Further darkening the island's economic outlook is the economic program of draconian budget belt-tightening that Governor Rossello has agreed to at the behest of the Financial Oversight Board that Congress imposed on the island last year. That program involves budget-tightening measures amounting to as much as 6 percent of the island’s GDP over the next four years.
Governor Rossello is hoping that these budget efforts, unaccompanied by meaningful economic reform, will somehow allow the island to meet its debt service payments without a forced debt restructuring.
In framing this policy approach, both Governor Rossello and the Financial Oversight Board seem to be oblivious to Greece's recent dismal experience with such policies under very similar circumstances.

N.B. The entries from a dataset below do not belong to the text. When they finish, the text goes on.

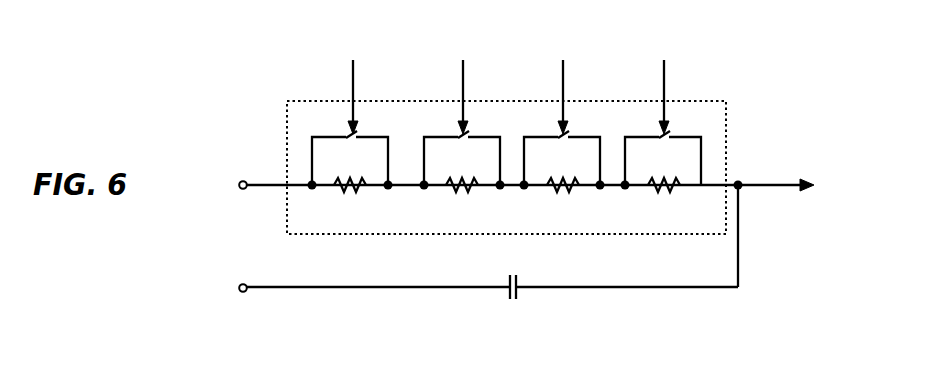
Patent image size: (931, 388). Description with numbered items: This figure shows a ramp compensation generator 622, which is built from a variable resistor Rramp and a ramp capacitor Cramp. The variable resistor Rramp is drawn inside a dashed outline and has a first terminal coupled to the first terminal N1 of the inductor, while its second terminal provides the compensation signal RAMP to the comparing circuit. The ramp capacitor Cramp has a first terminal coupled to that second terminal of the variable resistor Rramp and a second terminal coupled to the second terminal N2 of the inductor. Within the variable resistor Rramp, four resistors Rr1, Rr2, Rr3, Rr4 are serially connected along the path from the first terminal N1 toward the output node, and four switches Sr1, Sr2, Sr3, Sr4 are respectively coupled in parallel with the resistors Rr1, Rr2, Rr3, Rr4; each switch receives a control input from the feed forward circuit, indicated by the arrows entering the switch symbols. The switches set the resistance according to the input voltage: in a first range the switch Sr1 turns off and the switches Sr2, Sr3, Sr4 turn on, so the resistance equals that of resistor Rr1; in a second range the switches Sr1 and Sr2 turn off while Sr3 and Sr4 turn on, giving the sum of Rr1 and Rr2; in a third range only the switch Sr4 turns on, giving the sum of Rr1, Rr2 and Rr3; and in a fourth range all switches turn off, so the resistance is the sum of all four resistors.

The ramp compensation generator 622 is at (796, 101).
The variable resistor Rramp is at (300, 240).
The ramp capacitor Cramp is at (513, 297).
The compensation signal RAMP is at (776, 174).
The first terminal of the inductor N1 is at (220, 185).
The second terminal of the inductor N2 is at (220, 288).
The switch Sr1 is at (350, 122).
The switch Sr2 is at (462, 122).
The switch Sr3 is at (562, 122).
The switch Sr4 is at (663, 122).
The resistor Rr1 is at (350, 197).
The resistor Rr2 is at (462, 197).
The resistor Rr3 is at (564, 197).
The resistor Rr4 is at (664, 197).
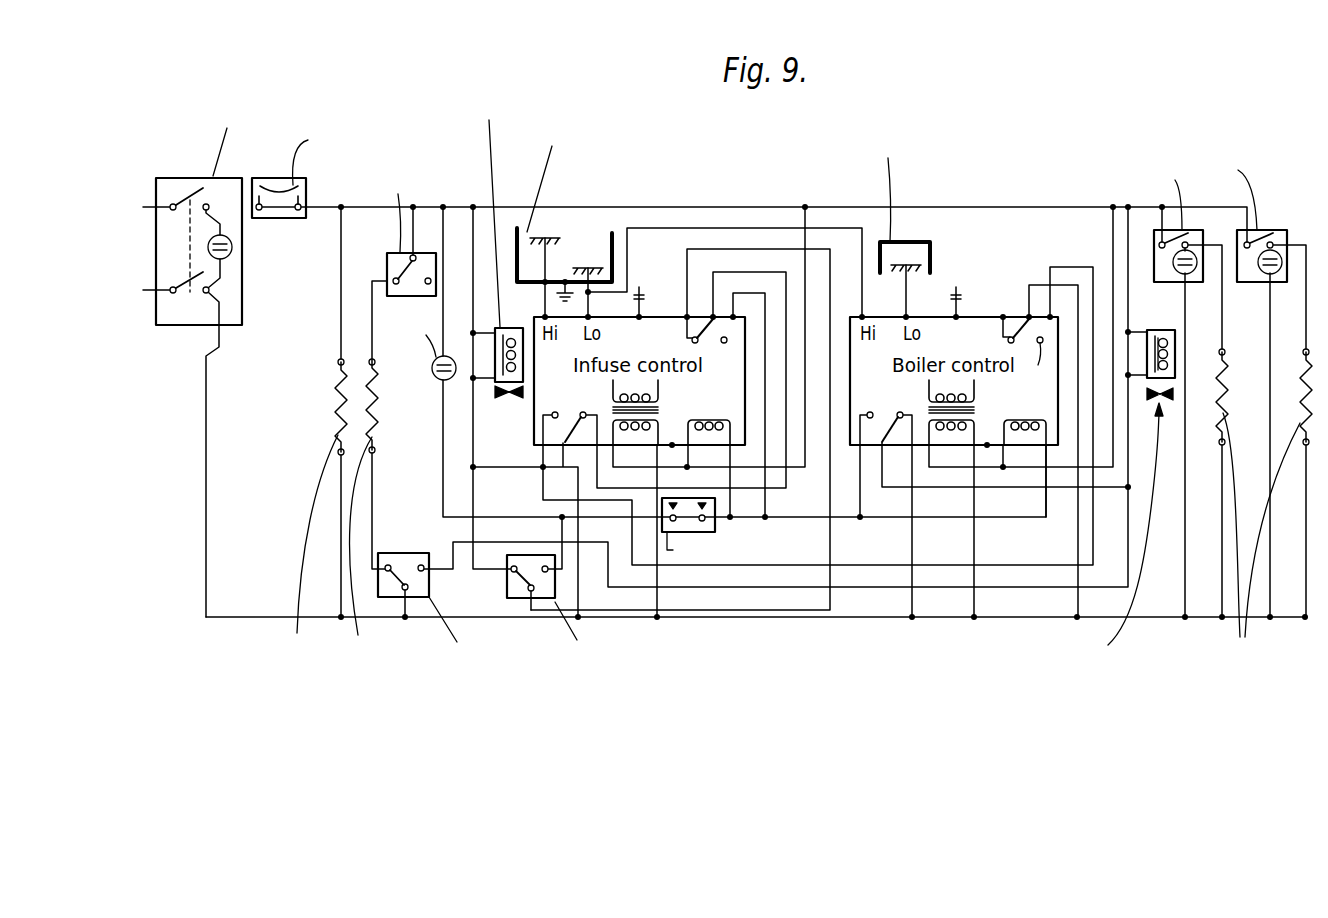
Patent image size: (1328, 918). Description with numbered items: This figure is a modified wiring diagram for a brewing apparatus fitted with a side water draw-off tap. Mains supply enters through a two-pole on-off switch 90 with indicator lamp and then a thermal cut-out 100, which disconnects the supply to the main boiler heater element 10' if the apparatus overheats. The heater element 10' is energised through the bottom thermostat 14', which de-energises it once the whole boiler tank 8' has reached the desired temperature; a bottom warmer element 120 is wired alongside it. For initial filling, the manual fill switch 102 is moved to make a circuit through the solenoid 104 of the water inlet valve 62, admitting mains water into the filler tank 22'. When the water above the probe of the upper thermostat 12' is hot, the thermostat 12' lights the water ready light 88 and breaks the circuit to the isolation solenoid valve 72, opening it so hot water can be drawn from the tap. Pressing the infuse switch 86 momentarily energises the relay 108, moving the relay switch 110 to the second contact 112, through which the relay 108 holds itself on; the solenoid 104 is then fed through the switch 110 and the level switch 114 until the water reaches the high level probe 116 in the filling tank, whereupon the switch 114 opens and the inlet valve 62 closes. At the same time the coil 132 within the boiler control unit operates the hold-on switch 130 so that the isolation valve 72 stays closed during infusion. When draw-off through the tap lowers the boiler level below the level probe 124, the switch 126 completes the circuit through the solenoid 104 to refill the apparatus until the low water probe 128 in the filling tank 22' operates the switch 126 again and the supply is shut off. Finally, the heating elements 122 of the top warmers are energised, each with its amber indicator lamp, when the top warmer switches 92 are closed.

The two-pole on-off switch 90 is at (188, 177).
The thermal cut-out 100 is at (283, 220).
The bottom thermostat 14' is at (400, 226).
The bottom warmer element 120 is at (341, 390).
The main boiler heater element 10' is at (387, 531).
The water ready light 88 is at (437, 378).
The manual fill switch 102 is at (405, 558).
The upper thermostat 12' is at (581, 629).
The isolation solenoid valve 72 is at (513, 328).
The filler tank 22' is at (607, 206).
The high level probe 116 is at (545, 238).
The low water probe 128 is at (588, 267).
The relay switch 110 is at (690, 340).
The second contact 112 is at (724, 344).
The relay 108 is at (710, 419).
The level switch 114 is at (556, 412).
The infuse switch 86 is at (720, 528).
The boiler tank 8' is at (922, 202).
The level probe 124 is at (908, 271).
The hold-on switch 130 is at (1008, 340).
The coil 132 is at (1027, 419).
The switch 126 is at (885, 405).
The switches 92 is at (1155, 247).
The water inlet solenoid valve 62 is at (1168, 330).
The solenoid 104 is at (1168, 350).
The heating elements 122 is at (1302, 370).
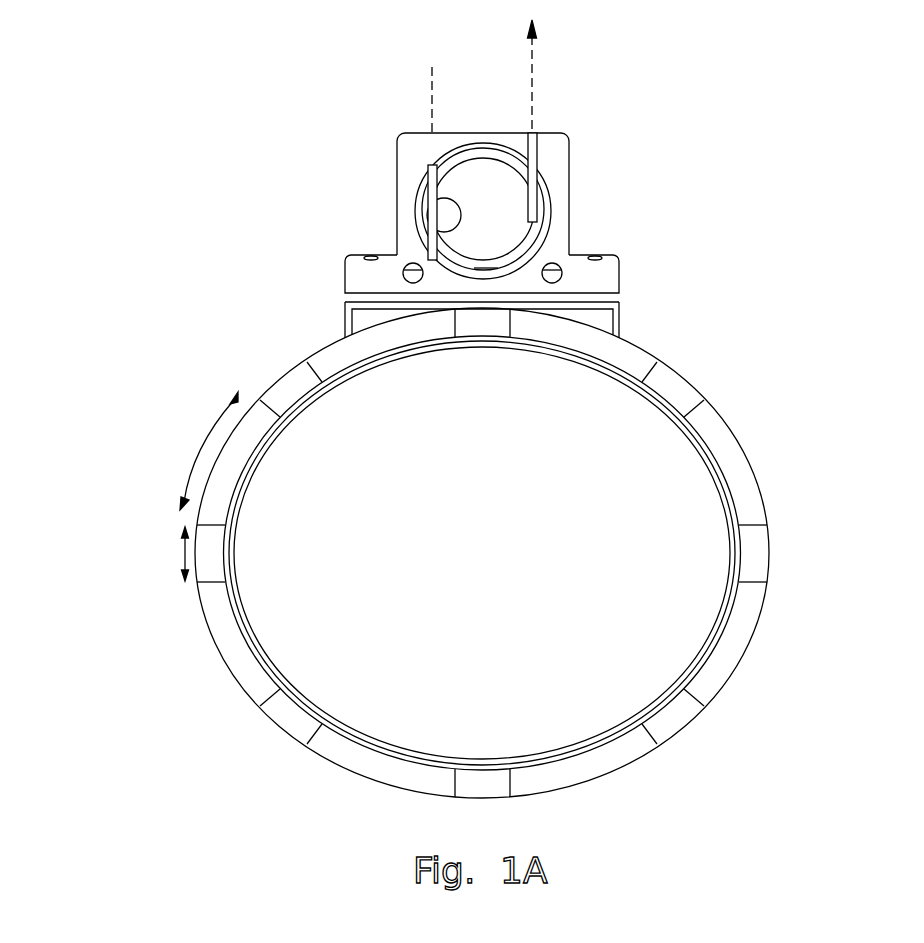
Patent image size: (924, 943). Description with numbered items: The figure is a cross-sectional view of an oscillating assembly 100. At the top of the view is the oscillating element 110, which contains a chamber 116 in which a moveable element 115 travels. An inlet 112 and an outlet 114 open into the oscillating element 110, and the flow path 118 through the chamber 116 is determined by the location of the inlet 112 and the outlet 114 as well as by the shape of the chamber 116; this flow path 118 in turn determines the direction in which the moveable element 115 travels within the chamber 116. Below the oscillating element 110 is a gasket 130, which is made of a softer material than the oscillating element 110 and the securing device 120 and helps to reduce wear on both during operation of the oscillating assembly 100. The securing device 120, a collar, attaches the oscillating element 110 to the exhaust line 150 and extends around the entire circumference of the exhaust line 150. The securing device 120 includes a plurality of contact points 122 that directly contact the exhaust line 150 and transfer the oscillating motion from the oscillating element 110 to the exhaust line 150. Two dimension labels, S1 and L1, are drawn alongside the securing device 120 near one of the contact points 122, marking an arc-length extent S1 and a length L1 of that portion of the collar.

The oscillating assembly 100 is at (478, 409).
The oscillating element 110 is at (476, 156).
The inlet 112 is at (430, 132).
The outlet 114 is at (537, 132).
The moveable element 115 is at (445, 215).
The chamber 116 is at (490, 213).
The flow path 118 is at (473, 263).
The securing device 120 is at (494, 553).
The contact points 122 is at (293, 392).
The gasket 130 is at (615, 297).
The exhaust line 150 is at (718, 470).
The segment arc length S1 is at (206, 451).
The segment length L1 is at (167, 554).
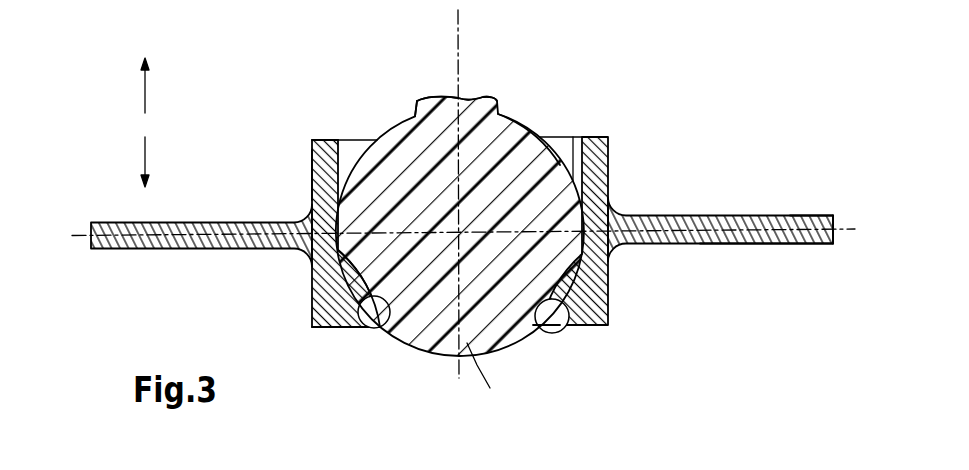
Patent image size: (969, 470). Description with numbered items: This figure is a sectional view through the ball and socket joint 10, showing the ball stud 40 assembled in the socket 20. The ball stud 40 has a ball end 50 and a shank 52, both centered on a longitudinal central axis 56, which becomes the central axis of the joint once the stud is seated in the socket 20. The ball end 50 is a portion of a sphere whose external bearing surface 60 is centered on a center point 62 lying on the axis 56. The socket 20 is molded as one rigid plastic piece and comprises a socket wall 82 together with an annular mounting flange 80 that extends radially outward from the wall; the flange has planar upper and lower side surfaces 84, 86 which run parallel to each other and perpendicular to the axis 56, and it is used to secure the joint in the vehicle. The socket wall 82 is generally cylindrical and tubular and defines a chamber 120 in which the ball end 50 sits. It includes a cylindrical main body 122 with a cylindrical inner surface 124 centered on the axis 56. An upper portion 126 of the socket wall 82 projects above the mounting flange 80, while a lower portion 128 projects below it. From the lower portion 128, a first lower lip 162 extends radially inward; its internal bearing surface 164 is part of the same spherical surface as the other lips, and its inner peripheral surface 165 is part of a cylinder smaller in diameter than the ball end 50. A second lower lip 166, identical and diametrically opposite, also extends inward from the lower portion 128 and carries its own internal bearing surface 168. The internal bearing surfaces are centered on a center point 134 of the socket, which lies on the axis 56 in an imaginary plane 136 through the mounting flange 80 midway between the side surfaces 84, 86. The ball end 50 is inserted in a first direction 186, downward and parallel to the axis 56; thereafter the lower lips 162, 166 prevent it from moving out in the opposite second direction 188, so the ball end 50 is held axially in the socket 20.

The ball and socket joint 10 is at (469, 230).
The socket 20 is at (648, 210).
The ball stud 40 is at (461, 230).
The ball end 50 is at (388, 160).
The shank 52 is at (493, 97).
The longitudinal central axis 56 is at (458, 13).
The external bearing surface 60 is at (537, 128).
The center point 62 is at (477, 365).
The annular mounting flange 80 is at (768, 245).
The socket wall 82 is at (312, 285).
The upper side surface 84 is at (818, 217).
The lower side surface 86 is at (818, 243).
The chamber 120 is at (353, 150).
The cylindrical main body 122 is at (312, 162).
The cylindrical inner surface 124 is at (337, 140).
The upper portion 126 is at (610, 163).
The lower portion 128 is at (610, 297).
The center point 134 is at (497, 375).
The imaginary plane 136 is at (72, 235).
The first lower lip 162 is at (350, 327).
The internal bearing surface 164 is at (378, 280).
The inner peripheral surface 165 is at (371, 328).
The second lower lip 166 is at (556, 327).
The internal bearing surface 168 is at (531, 324).
The first direction 186 is at (165, 162).
The second direction 188 is at (165, 85).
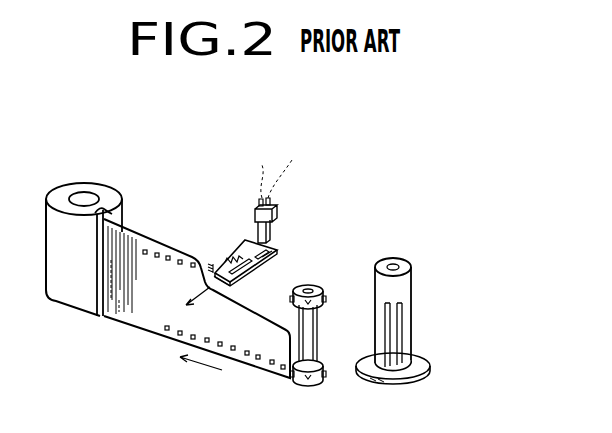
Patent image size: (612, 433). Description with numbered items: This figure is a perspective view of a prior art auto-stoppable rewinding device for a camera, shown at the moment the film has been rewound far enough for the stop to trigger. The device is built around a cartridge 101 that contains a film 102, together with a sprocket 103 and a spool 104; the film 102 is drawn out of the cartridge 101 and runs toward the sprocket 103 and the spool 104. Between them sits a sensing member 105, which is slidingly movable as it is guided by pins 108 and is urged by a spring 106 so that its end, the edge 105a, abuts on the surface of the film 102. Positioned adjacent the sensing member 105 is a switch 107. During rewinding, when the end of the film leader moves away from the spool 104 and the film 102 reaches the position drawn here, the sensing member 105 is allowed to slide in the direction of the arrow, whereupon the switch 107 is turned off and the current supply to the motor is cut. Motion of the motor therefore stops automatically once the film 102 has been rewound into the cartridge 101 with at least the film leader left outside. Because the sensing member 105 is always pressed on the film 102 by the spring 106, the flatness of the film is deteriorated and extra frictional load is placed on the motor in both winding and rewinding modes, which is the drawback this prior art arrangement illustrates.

Even the International Monetary Fund now acknowledges that it was a big mistake in 2010 to have delayed Greece's debt restructuring and to have insisted instead on excessive budget tightening within a euro straitjacket without adequate structural reform.
Far from promoting economic growth and improving Greece's debt position, those policies drove the Greek economy into an economic depression on a scale of that experienced by the U.S. in the 1930s. It also substantially led to the largest sovereign debt default on record.
Sadly, lacking any semblance of meaningful economic reform policies or a debt-restructuring plan, Puerto Rico now seems to be heading for the same dismal fate as Greece and for a worsening in its humanitarian crisis. It hardly helps matters that as the island inexorably drifts towards a messy debt restructuring, it does not rank high on President Trump’s list of economic policy priorities.
It also does not help matters that with the 2016 elections out of the way, the U.S. Congress does not appear to have the appetite for once again extending the island the helping hand that it now desperately needs.
Desmond Lachman is a resident fellow at the American Enterprise Institute. He was formerly a deputy director in the International Monetary Fund’s Policy Development and Review Department and the chief emerging market economic strategist at Salomon Smith Barney.
The views expressed by contributors are their own and not the views of The Hill.